1.11 What tools do archives use?
What systems, software and technology do archives use in archiving research data?
Different types of tools in different phases of the archiving process
When the data archive receives research data, the data will be checked to ensure that they meet the requirements set by the archive and/or the agreement between the data archive and the data depositor.
Some archives have solutions where data producers can upload their own data directly into an archive - so called "Self-Deposit" solutions. This is commonly an addition to the main archive. Here are some examples of depositing and self-depositing technologies from some archives:
Archive |
Deposit |
Self-Deposit |
Software/Technology |
---|---|---|---|
DANS |
Machine to machine automatic deposit (SWORD protocol) |
DataverseNL + EASY self-deposit interface |
SWORD protocol; Dataverse + inhouse developed software |
NSD |
Archiving portal |
- |
Inhouse developed software, Collectica |
ADP |
Archiving portal |
Dataverse |
|
CSDA |
No tool. Communication via email or personally |
- |
|
AUSSDA |
Deposit via filesender. |
Service under development |
AUSSDA Dataverse |
Curating, administration, documentation, upgrades, versioning
The main function of a data archive is to curate the research data so that the data retains its value for the research community during long-term archiving. The archive also needs to make sure that the archived research data fulfils the FAIR principles.

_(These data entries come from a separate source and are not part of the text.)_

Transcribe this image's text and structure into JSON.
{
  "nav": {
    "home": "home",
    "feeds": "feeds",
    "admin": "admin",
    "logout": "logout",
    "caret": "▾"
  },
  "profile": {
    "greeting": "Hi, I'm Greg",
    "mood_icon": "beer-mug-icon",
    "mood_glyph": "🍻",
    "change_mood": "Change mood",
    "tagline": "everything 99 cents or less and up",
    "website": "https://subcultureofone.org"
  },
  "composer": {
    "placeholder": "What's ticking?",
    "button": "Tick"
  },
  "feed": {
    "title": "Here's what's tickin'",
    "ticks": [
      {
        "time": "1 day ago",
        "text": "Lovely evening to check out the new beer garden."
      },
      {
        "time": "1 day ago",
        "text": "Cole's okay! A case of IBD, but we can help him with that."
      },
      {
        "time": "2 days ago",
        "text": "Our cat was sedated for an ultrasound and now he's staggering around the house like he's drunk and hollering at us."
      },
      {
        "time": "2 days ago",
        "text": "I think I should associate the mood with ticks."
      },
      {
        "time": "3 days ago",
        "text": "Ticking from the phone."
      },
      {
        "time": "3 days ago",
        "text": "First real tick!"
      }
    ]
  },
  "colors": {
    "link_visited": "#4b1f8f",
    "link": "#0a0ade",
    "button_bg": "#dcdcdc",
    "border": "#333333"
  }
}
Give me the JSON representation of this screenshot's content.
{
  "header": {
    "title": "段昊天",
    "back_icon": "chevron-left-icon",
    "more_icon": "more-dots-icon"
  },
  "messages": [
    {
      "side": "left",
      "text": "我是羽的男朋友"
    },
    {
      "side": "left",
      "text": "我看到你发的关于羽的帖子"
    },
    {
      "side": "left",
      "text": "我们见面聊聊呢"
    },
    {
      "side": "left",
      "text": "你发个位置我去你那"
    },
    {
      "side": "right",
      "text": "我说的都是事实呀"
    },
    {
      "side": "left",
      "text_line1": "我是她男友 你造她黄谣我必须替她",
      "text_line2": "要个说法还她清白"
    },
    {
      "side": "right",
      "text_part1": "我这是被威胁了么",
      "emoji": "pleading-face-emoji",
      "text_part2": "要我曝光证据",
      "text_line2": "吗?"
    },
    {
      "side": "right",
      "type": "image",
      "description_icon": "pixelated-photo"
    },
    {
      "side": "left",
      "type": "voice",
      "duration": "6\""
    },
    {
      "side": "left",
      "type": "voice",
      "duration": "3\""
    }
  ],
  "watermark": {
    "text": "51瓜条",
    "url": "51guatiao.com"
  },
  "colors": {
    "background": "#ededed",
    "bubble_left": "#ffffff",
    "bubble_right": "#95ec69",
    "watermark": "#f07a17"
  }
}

Which tools and software the different archives use for this task varies. Some examples are presented here:
Archive |
Administrative |
Curation |
Software/Technology |
---|---|---|---|
NSD |
Inhouse/office365 |
NESSTAR |
Nesstar + inhouse dev |
DANS |
DataverseNL + EASY |
various software applications and scripts to export data to preferred file formats |
DataverseNL + inhouse developed software + programming based on scripts such as python + software applications such as Microsoft Office, Adobe Creative Cloud, SPSS, STATtransfer, Irfanview, ArcGIS, QGIS, MapInfo, FFmpeg, ... |
CSDA |
office |
Nesstar, SPSS, inhouse development, |
Nesstar, SPSS, inhouse development |
AUSSDA |
Project management tool, Ticket system |
|
Microsoft Office, Stata, STATtransfer, SPSS, Python |
Dissemination
To enhance the value of archived data, data should be made FAIR, i.e.research data should be findable, accessible, interoperable and reusable. Data archives therefore need tools that make archived data easily findable and searchable for students, researchers and others.
Data archives also need to have tools that provide access management for the data, saving time and administrative procedures while ensuring the security of data that needs protection. This is especially important in order to avoid breaching agreements with data producers or regulations such as GDPR.
The two main tools are as of now: Dataverse and Nesstar.
Archive |
Publication tool |
Access management tool |
---|---|---|
NSD |
NESSTAR |
Inhouse dev, |
DANS |
DataverseNL + EASY + international portals harvesting metadata from EASY (Europeana, ARIADNE, ...) |
Dataverse + Inhouse developed software + OAI-PMH harvesting |
ADP |
NESSTAR/Dataverse in the near future |
|
CSDA |
NESSTAR |
Inhouse dev, |
AUSSDA |
Dataverse |
Dataverse + Ticket System |
More information on tools that can be used regarding the wider topics of FAIR and research data management are covered in Chapter 5.
These tools alone are not enough to facilitate quality archiving and curation. Archives need experts to employ and update these tools and to perform other archival tasks that tools cannot or do not yet cover.
Find out more about your archive
Here are some questions you can ask yourself to learn more about your archive:
-
Which tool(s) does your archive use for:
- the Ingest phase?
- when curating data?
- for administration, both data acquisition and dissemination?
- for documentation of data?
- handling upgrades and versioning of datasets?